Pour parer au risque d'une offre systématique de tarifs trop bas pour couvrir les graves incidents de cet ordre, les clubs ont décidé de mettre en commun l'expérience de leurs experts en matière d'assurance de ces risques. Si la version initialement notifiée de l'accord prévoyait un coût total minimal estimé (ETC) pour les navires-citernes, l'IGA dans sa version de 1985 laisse aux clubs la faculté de fixer les primes d'assurance des naviresciternes à la condition que la prime annoncée tienne dûment compte d'une série d'éléments constants du coût total. Compte tenu de la nécessité de prévoir un niveau de tarification suffisant pour couvrir les réparations résultant de graves incidents et du fait que les clubs doivent désormais avoir confiance dans les niveaux de tarification d'autres clubs si le pool fonctionne bien, la Commission estime que la clause applicable aux navires-citernes contribue à améliorer les services d'assurance dans ce secteur.

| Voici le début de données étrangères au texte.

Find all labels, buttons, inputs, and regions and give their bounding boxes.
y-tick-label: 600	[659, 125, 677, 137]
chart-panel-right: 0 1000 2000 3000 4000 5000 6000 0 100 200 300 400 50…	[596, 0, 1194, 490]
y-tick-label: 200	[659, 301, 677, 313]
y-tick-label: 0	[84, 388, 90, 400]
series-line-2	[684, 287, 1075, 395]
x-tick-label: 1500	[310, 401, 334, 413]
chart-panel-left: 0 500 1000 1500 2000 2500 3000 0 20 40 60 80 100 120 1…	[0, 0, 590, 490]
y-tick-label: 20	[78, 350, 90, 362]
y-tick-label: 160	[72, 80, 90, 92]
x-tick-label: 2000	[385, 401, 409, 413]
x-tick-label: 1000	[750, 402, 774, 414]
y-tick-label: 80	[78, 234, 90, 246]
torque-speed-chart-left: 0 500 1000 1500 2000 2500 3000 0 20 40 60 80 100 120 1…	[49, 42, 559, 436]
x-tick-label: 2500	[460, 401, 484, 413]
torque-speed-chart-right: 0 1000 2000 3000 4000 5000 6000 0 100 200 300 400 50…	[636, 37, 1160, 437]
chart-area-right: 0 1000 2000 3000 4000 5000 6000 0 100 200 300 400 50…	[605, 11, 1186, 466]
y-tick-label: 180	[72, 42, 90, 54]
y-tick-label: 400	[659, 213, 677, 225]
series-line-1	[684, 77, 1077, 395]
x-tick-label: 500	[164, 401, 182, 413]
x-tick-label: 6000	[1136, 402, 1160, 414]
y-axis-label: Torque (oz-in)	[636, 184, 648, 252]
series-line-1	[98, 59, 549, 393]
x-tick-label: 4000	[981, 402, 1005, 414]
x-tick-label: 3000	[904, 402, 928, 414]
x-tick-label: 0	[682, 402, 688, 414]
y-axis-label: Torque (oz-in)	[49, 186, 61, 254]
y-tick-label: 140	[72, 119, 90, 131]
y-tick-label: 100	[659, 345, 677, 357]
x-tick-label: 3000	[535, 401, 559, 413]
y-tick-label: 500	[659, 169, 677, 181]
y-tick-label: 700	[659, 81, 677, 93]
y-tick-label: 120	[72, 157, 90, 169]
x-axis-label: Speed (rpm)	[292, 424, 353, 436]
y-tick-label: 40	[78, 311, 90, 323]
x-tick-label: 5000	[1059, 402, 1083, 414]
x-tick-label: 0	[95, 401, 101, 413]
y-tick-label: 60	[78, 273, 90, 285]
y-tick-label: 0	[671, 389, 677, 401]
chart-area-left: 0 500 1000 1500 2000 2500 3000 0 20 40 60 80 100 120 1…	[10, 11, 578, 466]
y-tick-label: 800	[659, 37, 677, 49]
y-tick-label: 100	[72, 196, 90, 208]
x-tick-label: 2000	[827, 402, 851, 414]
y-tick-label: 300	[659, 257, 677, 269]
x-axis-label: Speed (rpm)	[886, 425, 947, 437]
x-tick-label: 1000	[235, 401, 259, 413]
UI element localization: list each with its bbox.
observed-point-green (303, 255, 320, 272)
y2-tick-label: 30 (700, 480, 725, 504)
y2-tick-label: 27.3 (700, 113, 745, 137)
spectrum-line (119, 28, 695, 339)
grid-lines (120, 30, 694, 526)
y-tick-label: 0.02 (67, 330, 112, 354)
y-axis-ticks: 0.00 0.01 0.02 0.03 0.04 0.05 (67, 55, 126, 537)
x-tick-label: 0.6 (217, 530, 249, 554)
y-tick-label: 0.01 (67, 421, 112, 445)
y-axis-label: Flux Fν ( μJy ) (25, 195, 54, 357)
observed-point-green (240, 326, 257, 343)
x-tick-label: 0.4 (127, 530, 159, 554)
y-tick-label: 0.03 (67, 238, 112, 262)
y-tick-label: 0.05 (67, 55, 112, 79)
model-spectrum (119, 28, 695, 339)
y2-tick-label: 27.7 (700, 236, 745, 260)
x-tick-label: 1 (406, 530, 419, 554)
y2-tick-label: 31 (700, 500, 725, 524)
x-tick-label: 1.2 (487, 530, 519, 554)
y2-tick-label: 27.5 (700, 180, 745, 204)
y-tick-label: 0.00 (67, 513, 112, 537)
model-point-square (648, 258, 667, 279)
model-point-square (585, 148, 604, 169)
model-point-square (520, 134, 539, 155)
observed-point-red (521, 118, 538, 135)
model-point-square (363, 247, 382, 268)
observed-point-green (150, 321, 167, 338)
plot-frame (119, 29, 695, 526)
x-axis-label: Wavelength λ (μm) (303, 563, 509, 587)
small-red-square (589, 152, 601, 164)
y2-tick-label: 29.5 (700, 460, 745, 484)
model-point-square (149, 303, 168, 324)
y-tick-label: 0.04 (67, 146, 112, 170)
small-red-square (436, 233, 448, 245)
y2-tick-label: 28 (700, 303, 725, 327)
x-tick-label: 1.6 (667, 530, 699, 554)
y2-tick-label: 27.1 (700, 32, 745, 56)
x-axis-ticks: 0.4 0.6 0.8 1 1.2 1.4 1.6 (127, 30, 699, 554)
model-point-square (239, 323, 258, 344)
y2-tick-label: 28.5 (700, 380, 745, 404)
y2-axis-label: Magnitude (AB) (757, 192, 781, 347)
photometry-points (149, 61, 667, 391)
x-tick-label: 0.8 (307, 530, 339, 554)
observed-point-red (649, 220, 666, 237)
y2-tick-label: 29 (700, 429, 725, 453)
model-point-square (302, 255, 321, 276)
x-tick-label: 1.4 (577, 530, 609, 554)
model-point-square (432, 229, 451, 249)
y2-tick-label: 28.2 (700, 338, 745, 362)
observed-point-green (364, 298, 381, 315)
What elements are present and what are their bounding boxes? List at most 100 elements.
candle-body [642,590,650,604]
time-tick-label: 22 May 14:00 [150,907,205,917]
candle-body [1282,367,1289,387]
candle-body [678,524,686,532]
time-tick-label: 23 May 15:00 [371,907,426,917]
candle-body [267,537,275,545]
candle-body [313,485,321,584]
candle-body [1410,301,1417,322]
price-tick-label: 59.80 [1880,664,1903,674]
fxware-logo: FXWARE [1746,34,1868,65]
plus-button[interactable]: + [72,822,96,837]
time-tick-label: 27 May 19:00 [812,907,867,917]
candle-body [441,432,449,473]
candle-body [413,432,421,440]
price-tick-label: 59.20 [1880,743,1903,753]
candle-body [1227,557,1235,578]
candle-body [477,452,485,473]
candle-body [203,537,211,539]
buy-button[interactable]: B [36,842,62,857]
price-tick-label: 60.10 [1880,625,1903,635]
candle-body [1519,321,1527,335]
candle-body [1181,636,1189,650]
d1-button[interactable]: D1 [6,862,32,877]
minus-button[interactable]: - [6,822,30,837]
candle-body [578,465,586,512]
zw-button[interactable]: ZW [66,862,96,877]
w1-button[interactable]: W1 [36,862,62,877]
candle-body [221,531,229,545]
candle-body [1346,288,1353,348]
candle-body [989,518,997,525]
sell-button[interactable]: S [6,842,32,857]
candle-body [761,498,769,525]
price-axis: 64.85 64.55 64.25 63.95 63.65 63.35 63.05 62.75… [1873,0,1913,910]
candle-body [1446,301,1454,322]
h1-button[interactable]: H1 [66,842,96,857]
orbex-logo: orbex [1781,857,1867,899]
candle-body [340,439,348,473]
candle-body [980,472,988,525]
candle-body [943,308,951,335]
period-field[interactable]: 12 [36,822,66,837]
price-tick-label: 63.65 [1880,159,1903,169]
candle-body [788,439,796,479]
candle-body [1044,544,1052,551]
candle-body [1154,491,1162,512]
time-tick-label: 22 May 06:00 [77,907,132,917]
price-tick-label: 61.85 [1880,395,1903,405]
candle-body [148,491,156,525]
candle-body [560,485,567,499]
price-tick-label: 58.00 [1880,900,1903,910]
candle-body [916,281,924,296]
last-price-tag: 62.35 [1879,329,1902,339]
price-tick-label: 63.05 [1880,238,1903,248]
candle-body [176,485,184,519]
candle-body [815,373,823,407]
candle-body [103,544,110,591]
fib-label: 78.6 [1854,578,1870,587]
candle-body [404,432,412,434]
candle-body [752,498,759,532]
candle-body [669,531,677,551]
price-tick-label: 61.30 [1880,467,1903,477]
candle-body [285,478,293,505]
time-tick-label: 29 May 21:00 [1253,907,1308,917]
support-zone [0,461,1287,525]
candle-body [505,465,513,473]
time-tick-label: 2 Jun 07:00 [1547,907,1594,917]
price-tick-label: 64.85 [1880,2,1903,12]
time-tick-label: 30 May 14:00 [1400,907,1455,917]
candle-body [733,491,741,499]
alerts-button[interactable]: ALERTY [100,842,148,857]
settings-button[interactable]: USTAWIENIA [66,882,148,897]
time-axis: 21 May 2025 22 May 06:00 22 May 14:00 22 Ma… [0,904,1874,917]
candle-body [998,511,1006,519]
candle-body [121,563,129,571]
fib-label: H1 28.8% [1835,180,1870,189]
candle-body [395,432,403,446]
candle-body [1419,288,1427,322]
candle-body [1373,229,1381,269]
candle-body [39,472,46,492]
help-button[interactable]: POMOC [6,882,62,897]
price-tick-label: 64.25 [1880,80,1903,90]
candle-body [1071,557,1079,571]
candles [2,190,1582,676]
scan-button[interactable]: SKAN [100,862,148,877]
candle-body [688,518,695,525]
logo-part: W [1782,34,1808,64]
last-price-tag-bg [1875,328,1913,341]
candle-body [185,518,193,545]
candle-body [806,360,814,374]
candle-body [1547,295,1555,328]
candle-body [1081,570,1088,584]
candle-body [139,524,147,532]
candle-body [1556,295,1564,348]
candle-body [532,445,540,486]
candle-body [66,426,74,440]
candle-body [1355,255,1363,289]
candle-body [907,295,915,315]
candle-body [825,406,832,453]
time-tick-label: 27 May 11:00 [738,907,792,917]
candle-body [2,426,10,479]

(39) Après avoir examiné les arguments avancés par les clubs, la Commission a constaté que les avantages de l'accord notifié dépassent les inconvénients des restrictions à la liberté des exploitants de changer de club et les restrictions imposées par la formule indiquée plus haut pour les tarifications applicables aux navires-citernes.
Dans un tel contexte, la mise en place et le fonctionnement de l'IGA peuvent être vus comme un moyen d'améliorer la prestation et la distribution des services d'assurance.
Avantages pour le consommateur
(40) Les avantages susmentionnés de prestation et de distribution des services d'assurance profitent directement aux propriétaires. En ce qui les concerne, il va sans dire que l'IGA leur offre tous les avantages d'un système d'assurance mutuelle (voir point 32 ci-avant).
(41) Toutefois, dans le contexte de l'assurance mutuelle, la Commission estime qu'il ne suffit pas de faire valoir que l'accord notifié profite aux consommateurs dans la seule mesure où les propriétaires assurés sont eux-mêmes consommateurs des services considérés.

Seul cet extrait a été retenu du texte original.